Am Anfang der Handlung werden Bretterkisten auseinander genommen und es hat den Anschein, als habe jeder Nagel, der herausgezogen wird, "seine eigene Melodie". Eine Staubfontäne steigt auf und plötzlich meint man, die Nägel würden aus einem Sarg gezerrt, bis die Szene keinen Zweifel daran lässt, dass sich darin etwas anderes befindet, das aber nicht weniger symbolträchtig ist: Schachteln mit Schnallen, für militärische Uniformen gedacht. Dass Krieg und Vertreibung denn auch eine Rolle spielen und dass dies alles zwar persönlich und privat, doch dennoch exemplarisch für einen Zeitenlauf nachvollzogen wird, deutet die Metapher der Schnalle an. Olmerts Buch ist ein dicht gewebter Stoff, den sie mit autobiografischer Färbung behandelt.
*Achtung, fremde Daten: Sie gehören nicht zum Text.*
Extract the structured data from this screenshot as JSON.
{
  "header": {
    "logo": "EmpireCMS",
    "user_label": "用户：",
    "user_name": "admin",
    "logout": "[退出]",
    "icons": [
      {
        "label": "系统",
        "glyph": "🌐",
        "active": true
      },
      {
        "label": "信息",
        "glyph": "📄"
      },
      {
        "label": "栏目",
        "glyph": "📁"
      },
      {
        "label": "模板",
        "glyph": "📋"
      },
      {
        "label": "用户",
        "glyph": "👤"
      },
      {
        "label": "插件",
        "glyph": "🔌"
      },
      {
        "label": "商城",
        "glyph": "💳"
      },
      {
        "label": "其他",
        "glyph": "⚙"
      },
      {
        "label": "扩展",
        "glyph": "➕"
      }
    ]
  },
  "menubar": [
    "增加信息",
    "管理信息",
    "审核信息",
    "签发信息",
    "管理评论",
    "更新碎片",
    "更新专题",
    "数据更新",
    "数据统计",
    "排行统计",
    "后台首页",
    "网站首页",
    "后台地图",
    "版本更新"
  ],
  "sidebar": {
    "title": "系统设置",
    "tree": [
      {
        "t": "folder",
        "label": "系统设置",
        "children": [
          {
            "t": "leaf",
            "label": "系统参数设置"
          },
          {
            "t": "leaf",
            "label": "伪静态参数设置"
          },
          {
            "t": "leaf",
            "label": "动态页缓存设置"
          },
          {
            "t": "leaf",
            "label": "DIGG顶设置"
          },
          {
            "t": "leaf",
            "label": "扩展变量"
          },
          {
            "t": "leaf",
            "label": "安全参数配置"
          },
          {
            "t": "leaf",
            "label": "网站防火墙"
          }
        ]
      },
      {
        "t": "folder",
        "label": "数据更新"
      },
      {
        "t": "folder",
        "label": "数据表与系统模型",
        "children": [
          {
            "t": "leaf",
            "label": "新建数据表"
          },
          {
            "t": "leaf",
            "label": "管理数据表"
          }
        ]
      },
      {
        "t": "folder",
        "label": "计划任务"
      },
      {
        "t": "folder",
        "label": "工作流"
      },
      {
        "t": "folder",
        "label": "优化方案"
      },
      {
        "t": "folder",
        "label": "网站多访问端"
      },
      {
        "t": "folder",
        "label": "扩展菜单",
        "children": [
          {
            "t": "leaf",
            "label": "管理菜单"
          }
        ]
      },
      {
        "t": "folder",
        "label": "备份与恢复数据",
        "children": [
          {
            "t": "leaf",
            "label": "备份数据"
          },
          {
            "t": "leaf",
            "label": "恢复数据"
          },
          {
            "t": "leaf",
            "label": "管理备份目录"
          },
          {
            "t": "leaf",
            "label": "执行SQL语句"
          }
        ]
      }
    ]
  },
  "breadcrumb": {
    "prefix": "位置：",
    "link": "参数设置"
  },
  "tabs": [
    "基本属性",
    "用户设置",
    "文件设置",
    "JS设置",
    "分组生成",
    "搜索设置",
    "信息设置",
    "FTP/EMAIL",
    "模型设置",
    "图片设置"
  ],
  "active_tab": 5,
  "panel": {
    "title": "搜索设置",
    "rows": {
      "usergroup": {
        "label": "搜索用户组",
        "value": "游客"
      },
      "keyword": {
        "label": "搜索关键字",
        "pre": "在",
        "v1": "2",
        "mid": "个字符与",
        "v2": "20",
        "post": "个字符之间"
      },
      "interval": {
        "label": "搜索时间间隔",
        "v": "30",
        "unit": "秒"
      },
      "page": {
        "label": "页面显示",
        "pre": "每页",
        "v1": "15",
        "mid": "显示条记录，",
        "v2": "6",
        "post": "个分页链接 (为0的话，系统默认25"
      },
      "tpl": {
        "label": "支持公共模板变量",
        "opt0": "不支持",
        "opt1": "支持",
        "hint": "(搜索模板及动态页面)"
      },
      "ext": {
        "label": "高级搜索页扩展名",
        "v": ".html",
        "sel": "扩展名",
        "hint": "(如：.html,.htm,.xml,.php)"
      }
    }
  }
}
Indem ein jüdisches Familienschicksal kurz nach dem Zweiten Weltkrieg thematisiert wird, nimmt der Horizont von Vergangenheits-, Gegenwarts- und Zukunftsbewältigung den Mittelpunkt der Geschichte ein.
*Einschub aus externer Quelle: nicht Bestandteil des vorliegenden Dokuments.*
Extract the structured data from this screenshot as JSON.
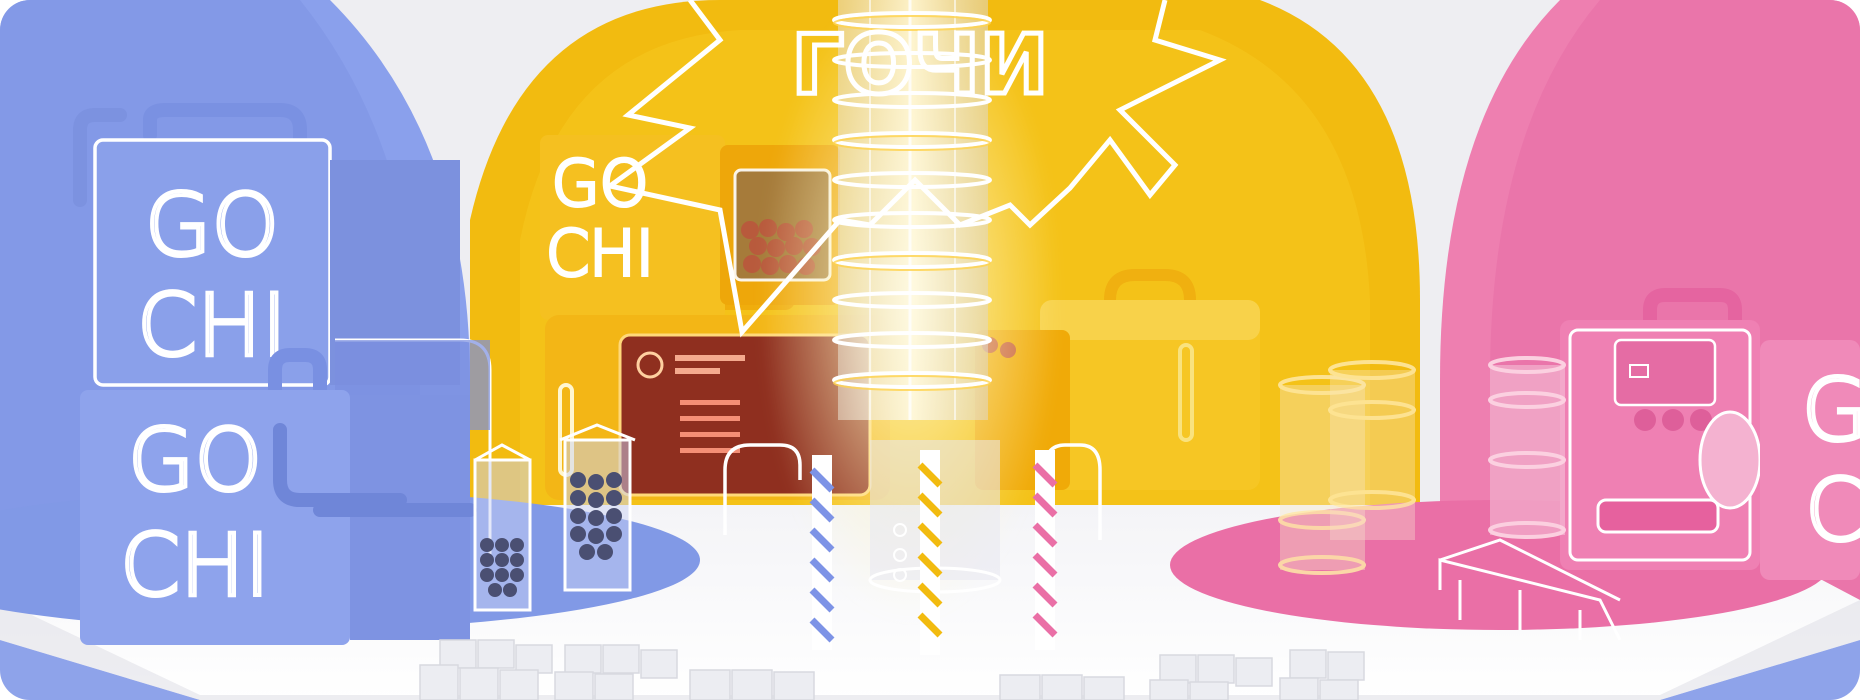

Da ist das Ehepaar Meller, das als polnische Juden das "Dritte Reich" überlebt hat und mit ihrer fünfjährigen Tochter nach Israel zieht. Da ist der Vater Olek, der davon träumt, mit jenen Wehrmachtsschnallen wirtschaftlichen Erfolg zu haben. Da ist die Mutter Anuschka, die Depressionen ob der Trauer um die toten Verwandten plagen und die die "hysterische Freude über dieses neue Land" ganz und gar nicht teilen kann. Und da ist Alusia, aus deren Perspektive erzählt wird, die in der ersten Wohnung in einem ärmlichen Viertel Tel Avivs beinah an Typhus stirbt; denn obwohl es sich um einen früheren arabischen Festsaal handelt, gibt es Ratten, die das Mädchen keineswegs verschonen. Eine solche literarische Bildhaftigkeit ist an vielen Stellen des Buches präsent.
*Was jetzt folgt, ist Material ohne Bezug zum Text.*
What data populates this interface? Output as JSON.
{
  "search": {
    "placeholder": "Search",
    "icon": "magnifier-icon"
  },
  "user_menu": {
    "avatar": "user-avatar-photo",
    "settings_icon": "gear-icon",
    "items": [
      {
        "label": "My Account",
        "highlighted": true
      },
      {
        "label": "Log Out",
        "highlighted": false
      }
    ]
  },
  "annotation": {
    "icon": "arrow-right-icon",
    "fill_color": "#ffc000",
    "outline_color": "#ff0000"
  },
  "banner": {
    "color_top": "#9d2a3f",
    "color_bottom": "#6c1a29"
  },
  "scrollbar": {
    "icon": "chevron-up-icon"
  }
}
In welchem Ausmaß ein vermeintlich hoffnungsvoller Neubeginn scheitern kann: Auch davon handelt der Text der 1946 in einem Lager für "displaced persons" in Eschwege geborenen Aliza Olmert, die in Israel heute vor allem als bildende Künstlerin bekannt ist - und nicht nur, weil ihr Mann israelischer Ministerpräsident geworden ist. Stetes ohnmächtiges Ankämpfen in einem zwar "gelobten", doch "anderen" Land - nicht umsonst erinnert Olek an Kafkas K. - ist ein Gedanke, den diese Geschichte transportiert, ohne auf ein glückliches Ende zu verzichten. Der Vater findet Arbeit im Landwirtschaftsministerium und die Mutter eröffnet eine polnische Bibliothek und versammelt eine kleine Gemeinde um sich herum.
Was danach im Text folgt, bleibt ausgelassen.